Honestly, it makes me really sad that midwives work on the basis that the women that they see are of such low basic intellect that they need the midwife prodding them to see this. As I've said above, do you not think that most people have been able to successfully family plan before they ever set a toe in a midwive's office?

Yes - there will be the chaotic few who have got pregnant accidentally 5 times or who can't cope with the children they have. However, they are the general exception in most cases and are easily identified for a more thorough and tactful discussion, if they seem receptive.

It's this one size fits all, failure to properly read situations etc that make most of the people I know disengage with midwives/health visitors. Doctors seen much better at quickly sizing up situations and tailoring their advice accordingly

Genuinely, why is that? Better training? Better emotional intelligence?

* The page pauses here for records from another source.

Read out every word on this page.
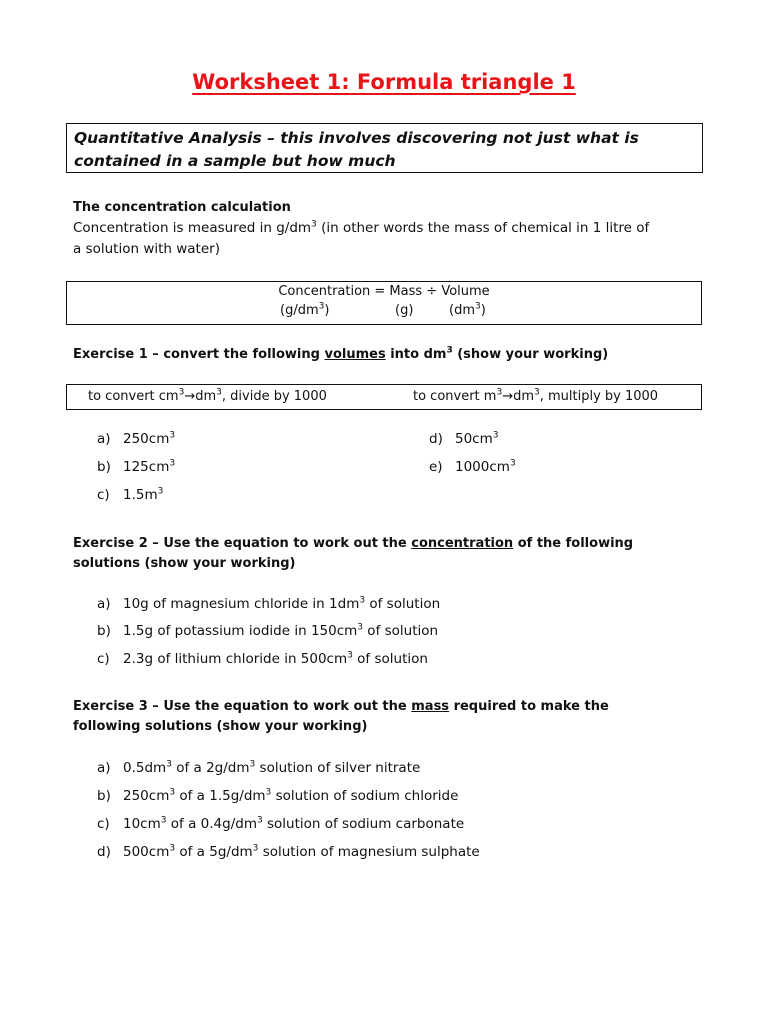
Worksheet 1: Formula triangle 1
Quantitative Analysis – this involves discovering not just what is
contained in a sample but how much
The concentration calculation
Concentration is measured in $g/dm^3$ (in other words the mass of chemical in 1 litre of
a solution with water)
Concentration = Mass ÷ Volume
$(g/dm^3)$	(g)	$(dm^3)$
Exercise 1 – convert the following volumes into $dm^3$ (show your working)
to convert $cm^3\to dm^3$, divide by 1000	to convert $m^3\to dm^3$, multiply by 1000
a) $250cm^3$
b) $125cm^3$
c) $1.5m^3$
d) $50cm^3$
e) $1000cm^3$
Exercise 2 – Use the equation to work out the concentration of the following
solutions (show your working)
a) 10g of magnesium chloride in $1dm^3$ of solution
b) 1.5g of potassium iodide in $150cm^3$ of solution
c) 2.3g of lithium chloride in $500cm^3$ of solution
Exercise 3 – Use the equation to work out the mass required to make the
following solutions (show your working)
a) $0.5dm^3$ of a $2g/dm^3$ solution of silver nitrate
b) $250cm^3$ of a $1.5g/dm^3$ solution of sodium chloride
c) $10cm^3$ of a $0.4g/dm^3$ solution of sodium carbonate
d) $500cm^3$ of a $5g/dm^3$ solution of magnesium sulphate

Gobbolinothewitchscat Sun 23-Feb-14 13:25:00

No - just antipathy with some midwives and with you. Rather than putting the onus on me. Maybe it would be a good idea to try and have some insight into your thoughts//behaviour? I don't seem to be the only person on the thread who finds your proposals rather, er.......patronising?

Being "hard working" and "caring" is not to the exclusion of being patronising and misguided.

MinesAPintOfTea Sun 23-Feb-14 13:27:47

Who is this project for? How are you making sure you have representative views of the whole population on this?

Most parents will have an idea of what family spacing they want already, they don't need midwives to suggest they think about it. Maybe a prompt to get back on the contraception post-birth (as used to not using it) but not to plan their lives!

As for me, I nodded and smiled at the midwife when she gave me "the talk" in hospital post-birth. Then again when the GP did at my 6 week check. It was only when DS was always sleeping through the night and I had recovered physically from the birth months later that I took myself to the GP as I had done for a decade prior to getting pregnant.

OrangeFizz99 Sun 23-Feb-14 13:29:57

They need to filter. I can't take hormonal contraception and their little speech makes me bored each time.